In the late ‘80s and ‘90s, when our magazine staff gathered for dinner we often made a toast: “Here’s to chip silicon!” I really believed (and still do) that making electronics more affordable would increase their use and make our lives better and the world a better place to be.
I haven’t toasted to cheap silicon for a while. Why? Because that mission has been accomplished.
At SEMI’s ISS, Paul Farrar, manager of the G450C consortium put the industry progress over the last 40+ years in perspective. “1 Megabyte of memory in 1970 was $750,000. It was sold as an IBM add-on,” he said. “The great technology was made of 57mm wafers, five masking levels, and one level of metal. Today, it’s is less than a penny. That is a 100 million X improvement.”
Of course, most people would like to see this trend continue, but it’s highly unlikely that we’ll see such dramatic progress. Scaling is getting too expensive. The transition to 450mm looks feasible from a technical standpoint (see my column on pg. 10) but it’s not yet clear if it will be less expensive than 300mm, particularly when you factor in 450mm lithography.
So if the scaling mission is accomplished, what’s next? There’s exploding interest in the “Internet of Things” where almost everything is tagged and connected. That will require some big upgrades in the server/network infrastructure, but that can be done with existing technology. It will also require inexpensive sensors and wireless communication. By some estimates, the technology to achieve that is not ready. We need about a 10X improvement in price/performance. Ditto for wearable electronics and a whole host of applications in medical, automotive and the smart grid.

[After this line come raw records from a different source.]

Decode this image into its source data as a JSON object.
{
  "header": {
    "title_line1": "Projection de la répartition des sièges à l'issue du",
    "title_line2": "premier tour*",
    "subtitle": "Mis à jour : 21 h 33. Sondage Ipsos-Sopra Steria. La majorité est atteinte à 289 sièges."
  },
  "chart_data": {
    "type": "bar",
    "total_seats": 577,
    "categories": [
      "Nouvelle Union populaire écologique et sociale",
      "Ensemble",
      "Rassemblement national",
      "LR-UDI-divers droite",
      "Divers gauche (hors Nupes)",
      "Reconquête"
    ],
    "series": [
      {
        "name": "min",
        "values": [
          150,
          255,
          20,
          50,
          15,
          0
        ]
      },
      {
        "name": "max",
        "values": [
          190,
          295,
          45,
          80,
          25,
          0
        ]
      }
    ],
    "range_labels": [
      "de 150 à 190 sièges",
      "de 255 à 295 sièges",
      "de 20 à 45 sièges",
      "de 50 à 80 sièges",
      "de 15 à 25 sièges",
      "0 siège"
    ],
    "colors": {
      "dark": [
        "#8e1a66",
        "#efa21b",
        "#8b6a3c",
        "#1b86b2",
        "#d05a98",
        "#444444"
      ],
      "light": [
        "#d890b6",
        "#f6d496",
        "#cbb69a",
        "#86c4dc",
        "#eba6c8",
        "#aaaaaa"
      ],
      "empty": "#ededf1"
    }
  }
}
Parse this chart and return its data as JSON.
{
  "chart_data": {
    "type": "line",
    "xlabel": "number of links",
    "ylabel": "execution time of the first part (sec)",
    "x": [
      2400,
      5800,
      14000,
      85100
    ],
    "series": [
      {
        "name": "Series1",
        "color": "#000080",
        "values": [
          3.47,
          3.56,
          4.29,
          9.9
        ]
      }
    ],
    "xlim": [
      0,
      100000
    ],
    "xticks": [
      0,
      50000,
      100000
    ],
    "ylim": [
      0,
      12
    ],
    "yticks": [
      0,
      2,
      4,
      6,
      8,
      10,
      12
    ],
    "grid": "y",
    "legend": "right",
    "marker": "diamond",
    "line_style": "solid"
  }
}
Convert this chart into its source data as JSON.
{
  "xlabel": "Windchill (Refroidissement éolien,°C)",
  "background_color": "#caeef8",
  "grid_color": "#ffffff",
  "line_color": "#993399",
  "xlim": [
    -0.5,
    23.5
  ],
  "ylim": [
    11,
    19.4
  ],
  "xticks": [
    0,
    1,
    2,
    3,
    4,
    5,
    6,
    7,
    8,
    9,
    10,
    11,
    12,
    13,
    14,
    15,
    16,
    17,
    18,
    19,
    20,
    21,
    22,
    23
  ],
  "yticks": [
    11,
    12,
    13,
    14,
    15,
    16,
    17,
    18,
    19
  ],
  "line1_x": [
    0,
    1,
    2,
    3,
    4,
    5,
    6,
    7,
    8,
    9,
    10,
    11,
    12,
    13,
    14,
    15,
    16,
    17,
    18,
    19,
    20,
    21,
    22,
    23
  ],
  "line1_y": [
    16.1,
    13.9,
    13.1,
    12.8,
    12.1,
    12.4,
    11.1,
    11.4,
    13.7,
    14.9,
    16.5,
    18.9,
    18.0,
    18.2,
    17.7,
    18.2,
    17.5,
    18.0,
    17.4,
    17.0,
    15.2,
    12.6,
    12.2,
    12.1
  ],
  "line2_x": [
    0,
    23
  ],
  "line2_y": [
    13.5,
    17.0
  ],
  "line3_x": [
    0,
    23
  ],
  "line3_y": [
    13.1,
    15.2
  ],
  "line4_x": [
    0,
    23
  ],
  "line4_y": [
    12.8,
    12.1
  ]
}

In the future, perhaps electronics will be printed like potato chip bags on roll-to-roll machines with ink-jet-like deposition of materials. Perhaps tiny MEMS with integrated sensors, thin-film batteries, energy harvesting, microprocessors and other functions will be produced for less than a penny. Perhaps everyone will have inexpensive body area networks embedded in their clothing that constantly monitor their health.
It’s all possible, but it will take some innovation in processing equipment and materials.
The answer to the question in the last (actually next to last) paragraph is already in the statement in the first (ok, third). if 1M+ transistors cost less than a penny, how many do the number required to effect a wireless sensor cost?
The technical problem is in the packaging, for which Terepac has developed the solution (and it is not potato chip bag printing, which is not nearly as cheap as that 1Mb of memory). There is also a business problem, however: not even RFID tags (much simpler and potentially cheaper than wireless sensors) are selling for a penny each, because unless one makes trillions of them annually, the business is not there by today’s standards (a $1M annual revenue is not catching anyone’s attention). So there has to be a growth route from millions of devices to the trillions. That is by far the more complex problem.